機能性光デバイスの応用例と開発・技術支援について

先端機能素子開発部 梁瀬 智

内田 勝

 

小さな液晶レンズが並んだ液晶マイクロレンズアレイ

図1 φ150μmの液晶レンズを多数配列したLC-MALの動作状態(干渉縞パターンと、複眼結像)

 Web成果報告会「機能性光学デバイスのための高抵抗膜技術の開発支援」に掲載した液晶レンズの応用例と、その作製・評価に係る装置や技術についてご紹介します。液晶が持つ電気的、光学的異方性を利用して、電気的に液晶分子の並びでレンズ効果を発生させるデバイス「液晶レンズ」が作製できます。

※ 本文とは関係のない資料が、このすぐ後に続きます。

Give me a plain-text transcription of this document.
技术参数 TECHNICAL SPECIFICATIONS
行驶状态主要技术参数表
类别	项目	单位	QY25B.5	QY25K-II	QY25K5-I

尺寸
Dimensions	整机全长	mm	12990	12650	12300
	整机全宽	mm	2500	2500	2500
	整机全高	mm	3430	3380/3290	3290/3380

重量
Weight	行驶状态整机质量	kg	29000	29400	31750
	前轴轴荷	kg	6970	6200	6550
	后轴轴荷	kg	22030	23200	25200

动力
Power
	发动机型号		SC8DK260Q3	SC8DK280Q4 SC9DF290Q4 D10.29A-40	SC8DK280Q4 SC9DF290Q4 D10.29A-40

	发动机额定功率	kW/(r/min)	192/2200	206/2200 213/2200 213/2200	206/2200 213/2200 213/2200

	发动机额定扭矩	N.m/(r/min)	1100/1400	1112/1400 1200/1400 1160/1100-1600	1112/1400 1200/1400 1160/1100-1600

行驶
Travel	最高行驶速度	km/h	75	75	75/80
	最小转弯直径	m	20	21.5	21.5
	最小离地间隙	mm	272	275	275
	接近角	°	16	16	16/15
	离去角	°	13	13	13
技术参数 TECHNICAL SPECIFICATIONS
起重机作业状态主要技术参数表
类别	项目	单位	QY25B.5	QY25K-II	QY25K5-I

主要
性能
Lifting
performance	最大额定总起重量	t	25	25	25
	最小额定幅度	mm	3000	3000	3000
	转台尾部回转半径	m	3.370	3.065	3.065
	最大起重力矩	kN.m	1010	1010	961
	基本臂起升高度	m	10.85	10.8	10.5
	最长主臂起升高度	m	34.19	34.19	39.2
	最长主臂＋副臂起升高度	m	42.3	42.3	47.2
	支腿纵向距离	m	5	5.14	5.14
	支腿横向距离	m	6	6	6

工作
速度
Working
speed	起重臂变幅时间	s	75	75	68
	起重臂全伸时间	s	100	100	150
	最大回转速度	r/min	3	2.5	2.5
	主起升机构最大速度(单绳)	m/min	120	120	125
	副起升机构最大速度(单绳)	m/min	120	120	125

液晶レンズでは透明電極(例えばITO)に円形パターンを形成しますが、このパターン形状や大きさや数などを変えることで様々な光学効果が生み出せます。図1はITO電極に150ミクロンの円形パターンを並べて形成・作製した液晶マイクロレンズアレイ(LC-MLA)の動作例です。左側の同心円上の模様の干渉縞はレンズ状態であることを示します。また右側はテストチャートを観察した像で、昆虫の眼の様に同じ像が並んでいることがわかります。このレンズは印加電圧で素通しとレンズの切り替えができます。

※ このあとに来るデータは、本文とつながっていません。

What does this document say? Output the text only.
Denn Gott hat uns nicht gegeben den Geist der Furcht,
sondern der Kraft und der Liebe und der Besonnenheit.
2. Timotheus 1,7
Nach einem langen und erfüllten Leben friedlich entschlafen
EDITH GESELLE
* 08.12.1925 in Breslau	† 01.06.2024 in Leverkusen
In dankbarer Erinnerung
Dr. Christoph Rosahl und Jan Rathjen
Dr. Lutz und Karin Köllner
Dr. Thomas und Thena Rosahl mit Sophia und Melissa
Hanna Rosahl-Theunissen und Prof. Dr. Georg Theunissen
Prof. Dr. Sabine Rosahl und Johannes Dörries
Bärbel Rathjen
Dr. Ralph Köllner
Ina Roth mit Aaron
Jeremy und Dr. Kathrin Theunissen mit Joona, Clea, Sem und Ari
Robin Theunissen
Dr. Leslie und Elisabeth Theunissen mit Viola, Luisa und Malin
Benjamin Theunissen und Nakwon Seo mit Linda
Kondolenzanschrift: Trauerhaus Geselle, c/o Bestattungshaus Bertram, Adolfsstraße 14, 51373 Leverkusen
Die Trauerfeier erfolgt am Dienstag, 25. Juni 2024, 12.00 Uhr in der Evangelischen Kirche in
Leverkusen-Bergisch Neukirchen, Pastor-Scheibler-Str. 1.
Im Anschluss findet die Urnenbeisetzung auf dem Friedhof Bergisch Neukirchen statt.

図2 LC-MLAによる光散乱効果:3cmのスポットを10倍に拡大した例

 次に、LC-MLA光の拡散効果を説明します。図2では30ミクロンの円形パターンを並べた電極で作ったLC-MLAを使っています。約3cm径に絞ったLEDの光がLC-MLAを通すと約10倍の大きさに広がり、電圧で切り替えができることが判ります。このようなレンズの効果の切替が電圧で制御可能です。図3はLC-MLAを通して画像を観察した様子です。電圧なし(OFF)では素通しの「AIT」の文字が、電圧印加(ON)でぼやけて見えています。ご紹介した小さなサイズのレンズ効果を持つLC-MLAは、照明光の制御やスマートウインドなど、撮影用のレンズ以外の分野での応用が期待されています。また「機能性光学デバイスのための高抵抗膜技術の開発支援」でも紹介があった、くし歯状の電極を使ったデバイスも開発されています。液晶光学デバイスは、小型軽量、無音で機械動作がなく、電気的に光の制御が可能なデバイスです。これらの特長を生かし、今の時代に求められる技術や応用を考えて開発を進めています。

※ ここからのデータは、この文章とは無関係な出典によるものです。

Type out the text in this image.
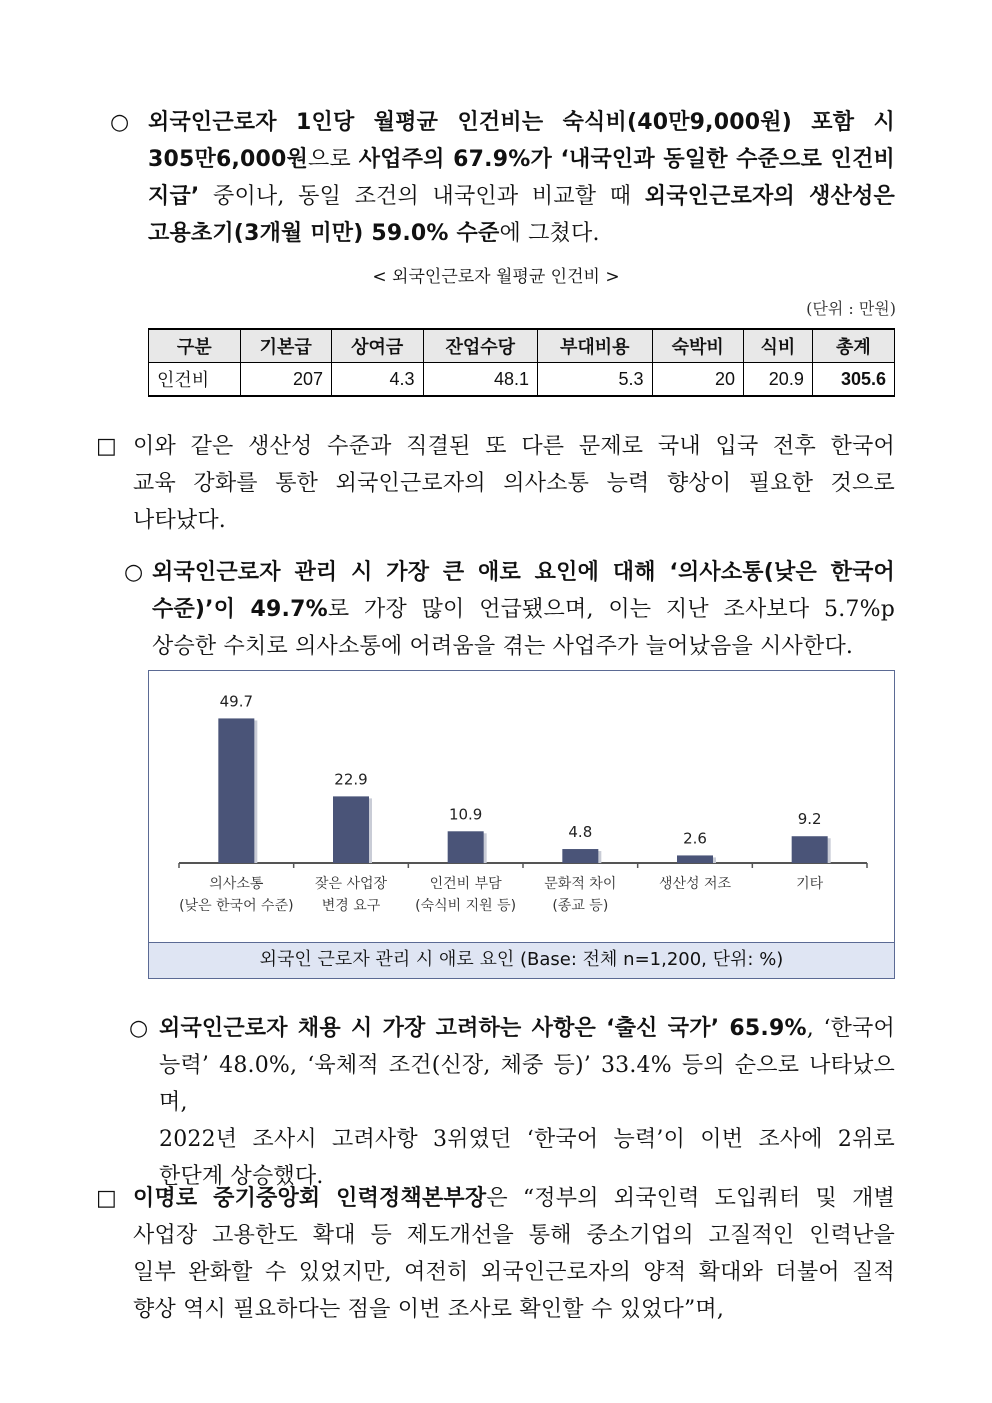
○ 외국인근로자 1인당 월평균 인건비는 숙식비(40만9,000원) 포함 시

305만6,000원으로 사업주의 67.9%가 ‘내국인과 동일한 수준으로 인건비

지급’ 중이나, 동일 조건의 내국인과 비교할 때 외국인근로자의 생산성은

고용초기(3개월 미만) 59.0% 수준에 그쳤다.

< 외국인근로자 월평균 인건비 >
(단위 : 만원)
구분	기본급	상여금	잔업수당	부대비용	숙박비	식비	총계
인건비	207	4.3	48.1	5.3	20	20.9	305.6
□ 이와 같은 생산성 수준과 직결된 또 다른 문제로 국내 입국 전후 한국어

교육 강화를 통한 외국인근로자의 의사소통 능력 향상이 필요한 것으로

나타났다.

○ 외국인근로자 관리 시 가장 큰 애로 요인에 대해 ‘의사소통(낮은 한국어

수준)’이 49.7%로 가장 많이 언급됐으며, 이는 지난 조사보다 5.7%p

상승한 수치로 의사소통에 어려움을 겪는 사업주가 늘어났음을 시사한다.

의사소통
(낮은 한국어 수준)
잦은 사업장
변경 요구
인건비 부담
(숙식비 지원 등)
문화적 차이
(종교 등)
생산성 저조	기타
49.7
22.9
10.9
4.8	2.6
9.2
외국인 근로자 관리 시 애로 요인 (Base: 전체 n=1,200, 단위: %)
○ 외국인근로자 채용 시 가장 고려하는 사항은 ‘출신 국가’ 65.9%, ‘한국어

능력’ 48.0%, ‘육체적 조건(신장, 체중 등)’ 33.4% 등의 순으로 나타났으며,

2022년 조사시 고려사항 3위였던 ‘한국어 능력’이 이번 조사에 2위로

한단계 상승했다.

□ 이명로 중기중앙회 인력정책본부장은 “정부의 외국인력 도입쿼터 및 개별

사업장 고용한도 확대 등 제도개선을 통해 중소기업의 고질적인 인력난을

일부 완화할 수 있었지만, 여전히 외국인근로자의 양적 확대와 더불어 질적

향상 역시 필요하다는 점을 이번 조사로 확인할 수 있었다”며,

図3 LC-MLAで素通しガラスと曇りガラスを切替える例

 

電極パターンの形成技術について

図4 クリーンルーム内での製膜装置とフォトリソグラフ作業の様子

 これらの光デバイスに用いられる電極のサイズは1 mm以下の微細で精密なパターンです。当センターではフォトリソグラフィ技術(写真食刻法:精密な日光写真の様なもの)を使って電極パターンを形成しています。パターンを形成したい金属膜やITOなど電極膜が付いたガラス基板にフォトレジスト(印画紙に相当)を塗り、精密に設計・作製されたフォトマスク(ネガフィルム相当)を重ねて、専用の装置で紫外線を照射します。レジストを現像するとパターンが写ります。更に電極膜だけを溶かす薬品に漬けることでフォトマスクのパターンが電極膜まで転写されます。当センターでは図4の様にクリーンルーム内の清浄な環境の中に紫外線が入らない黄色に見える部屋の中でこれらの作業を行うことが出来ます。電極膜だけでなく様々な薄膜上への微細加工に応用が可能であり、当センターはこれまでも様々なニーズへのご相談に対応しております。

光学的な評価技術について

図5 光スぺクトラムアナライザによるギャップ測定の例

 液晶デバイスを初めとする機能性光デバイスの作製や性能評価において活用される装置をご紹介します。液晶デバイスの基本構造は2枚のガラス基板を貼り合わせた極僅かな隙間に液晶材料を閉じ込めています。図5上の様に、数ミクロンから数十ミクロンの空気の隙間による光の干渉が起きるので透過した光の強度が波長によって異なります。この様子を図5下の様に光スペクトラムアナライザを使った計測値からギャップを算出できます。本装置はUV-Aから光通信帯までをカバーする広い波長範囲(350~1750 nm)での評価が可能で、これまでにも光源の分光特性、フィルタの分光透過特性など、多様な分野でご利用いただいています。

 

光学技術、関連機器・装置の活用

 当センターでは、ここでご紹介した機能性光デバイスに限らず、薄膜製膜や評価および微細加工、光学的な位相差計測や分光特性評価、照明装置・器具の評価など、様々なニーズに対するご要望・ご相談に対応しております。ご活用をお待ちしております。